Many of these artists have produced new works specifically for this edition. Their contributions explore contemporary urgencies, from ecology and identity to technology and folklore, through the speculative, the poetic, and the political.

A Curatorial Diary and a Book

The 36th Ljubljana Biennale of Graphic Arts, MGLC Švicarija, Silvan Omerzu, The House of Our Lady, Help of Christians, 2025. Photo: Jaka Babnik. MGLC Archive.

To deepen public engagement, Martínez is publishing THE ORACLE: A Curatorial Diary from LJ, a weekly column on Mousse Magazine’s website and social media. Since late 2024, the diary offers readers a behind-the-scenes view of curating the Biennale: selecting artists, designing the public programme, and navigating the joys and challenges of working within Ljubljana’s unique cultural context.

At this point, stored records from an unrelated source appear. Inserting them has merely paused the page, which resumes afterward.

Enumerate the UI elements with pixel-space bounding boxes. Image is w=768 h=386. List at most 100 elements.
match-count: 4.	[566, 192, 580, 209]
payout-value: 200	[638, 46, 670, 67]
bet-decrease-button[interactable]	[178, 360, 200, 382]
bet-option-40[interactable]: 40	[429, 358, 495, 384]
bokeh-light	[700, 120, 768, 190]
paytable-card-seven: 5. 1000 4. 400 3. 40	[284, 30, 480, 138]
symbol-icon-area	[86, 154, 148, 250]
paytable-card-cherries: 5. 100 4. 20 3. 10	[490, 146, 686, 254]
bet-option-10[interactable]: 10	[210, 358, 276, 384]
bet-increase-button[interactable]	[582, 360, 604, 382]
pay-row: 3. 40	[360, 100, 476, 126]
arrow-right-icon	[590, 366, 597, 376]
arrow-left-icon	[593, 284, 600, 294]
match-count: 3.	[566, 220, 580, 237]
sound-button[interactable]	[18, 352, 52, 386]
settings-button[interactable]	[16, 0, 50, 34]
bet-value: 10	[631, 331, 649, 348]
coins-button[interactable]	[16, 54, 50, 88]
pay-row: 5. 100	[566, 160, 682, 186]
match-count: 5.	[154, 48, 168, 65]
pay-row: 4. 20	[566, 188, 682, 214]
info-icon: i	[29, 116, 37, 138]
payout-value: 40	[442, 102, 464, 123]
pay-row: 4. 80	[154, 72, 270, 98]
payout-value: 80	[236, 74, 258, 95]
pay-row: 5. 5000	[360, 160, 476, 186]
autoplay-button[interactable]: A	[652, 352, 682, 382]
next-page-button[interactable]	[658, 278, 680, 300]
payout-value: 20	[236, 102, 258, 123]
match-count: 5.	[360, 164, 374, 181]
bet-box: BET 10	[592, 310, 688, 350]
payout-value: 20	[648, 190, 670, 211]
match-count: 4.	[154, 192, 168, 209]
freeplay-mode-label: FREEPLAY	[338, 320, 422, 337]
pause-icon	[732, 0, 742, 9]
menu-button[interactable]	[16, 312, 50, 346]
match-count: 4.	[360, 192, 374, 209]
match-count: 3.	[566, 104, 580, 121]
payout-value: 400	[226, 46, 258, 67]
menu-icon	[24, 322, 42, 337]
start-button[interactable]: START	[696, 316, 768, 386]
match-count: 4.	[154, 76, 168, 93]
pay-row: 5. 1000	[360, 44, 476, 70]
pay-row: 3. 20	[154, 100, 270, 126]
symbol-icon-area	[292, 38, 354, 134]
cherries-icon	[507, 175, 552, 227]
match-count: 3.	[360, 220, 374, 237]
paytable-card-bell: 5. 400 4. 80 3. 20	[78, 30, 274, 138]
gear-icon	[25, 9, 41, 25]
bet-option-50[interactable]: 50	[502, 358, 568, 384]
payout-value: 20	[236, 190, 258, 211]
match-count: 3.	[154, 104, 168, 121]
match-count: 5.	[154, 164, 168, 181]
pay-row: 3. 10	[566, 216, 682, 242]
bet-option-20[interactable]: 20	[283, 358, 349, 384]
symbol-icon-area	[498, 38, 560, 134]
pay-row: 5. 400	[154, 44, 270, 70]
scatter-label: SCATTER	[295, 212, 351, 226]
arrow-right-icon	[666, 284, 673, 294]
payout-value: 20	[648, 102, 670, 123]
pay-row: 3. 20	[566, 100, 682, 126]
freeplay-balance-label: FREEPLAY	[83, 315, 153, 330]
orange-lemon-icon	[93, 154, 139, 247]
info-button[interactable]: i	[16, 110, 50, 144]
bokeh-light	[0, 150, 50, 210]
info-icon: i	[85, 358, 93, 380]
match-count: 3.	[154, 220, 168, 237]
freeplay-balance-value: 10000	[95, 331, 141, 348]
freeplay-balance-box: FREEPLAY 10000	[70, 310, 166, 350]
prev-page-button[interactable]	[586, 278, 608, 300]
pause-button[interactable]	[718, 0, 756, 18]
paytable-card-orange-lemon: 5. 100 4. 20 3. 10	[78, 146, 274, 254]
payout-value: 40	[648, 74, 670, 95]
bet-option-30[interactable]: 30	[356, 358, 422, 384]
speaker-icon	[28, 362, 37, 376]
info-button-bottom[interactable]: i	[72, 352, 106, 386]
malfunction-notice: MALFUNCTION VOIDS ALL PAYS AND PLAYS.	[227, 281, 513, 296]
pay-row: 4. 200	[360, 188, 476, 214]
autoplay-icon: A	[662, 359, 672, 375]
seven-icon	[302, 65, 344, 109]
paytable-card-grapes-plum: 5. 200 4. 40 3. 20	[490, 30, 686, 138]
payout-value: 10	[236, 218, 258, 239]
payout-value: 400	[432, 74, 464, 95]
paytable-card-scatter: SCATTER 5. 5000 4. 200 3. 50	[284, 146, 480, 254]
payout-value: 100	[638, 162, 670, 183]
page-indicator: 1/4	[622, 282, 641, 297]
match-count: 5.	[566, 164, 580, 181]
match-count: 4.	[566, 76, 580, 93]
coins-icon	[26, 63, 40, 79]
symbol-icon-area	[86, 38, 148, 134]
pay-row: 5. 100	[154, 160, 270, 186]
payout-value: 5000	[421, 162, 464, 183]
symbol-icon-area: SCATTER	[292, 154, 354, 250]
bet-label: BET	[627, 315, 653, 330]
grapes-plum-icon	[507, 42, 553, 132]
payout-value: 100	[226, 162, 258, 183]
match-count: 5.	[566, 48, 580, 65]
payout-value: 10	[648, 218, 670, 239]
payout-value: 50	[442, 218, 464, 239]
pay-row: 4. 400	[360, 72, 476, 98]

The 36th Ljubljana Biennale of Graphic Arts, MGLC Švicarija, Vesna Petrešin in collaboration with Prof Dr Eugen Petrešin, Autonomous Energy Machine, 2025. Photo: Jaka Babnik. MGLC Archive.

At a time when the world is marked by fragmentation, fear, and disillusionment, the Ljubljana Biennale offers an alternate path: one grounded in the power of art to imagine, to connect, and to regenerate.

As Martínez poignantly puts it, “A biennale constitutes an environmental practice. It forces us to look into a particular place and cultural context again and again.”

In 2025, Ljubljana becomes that place—and The Oracle, the mirror we hold up to our dreams for freedom, fantasy, and a more generous world.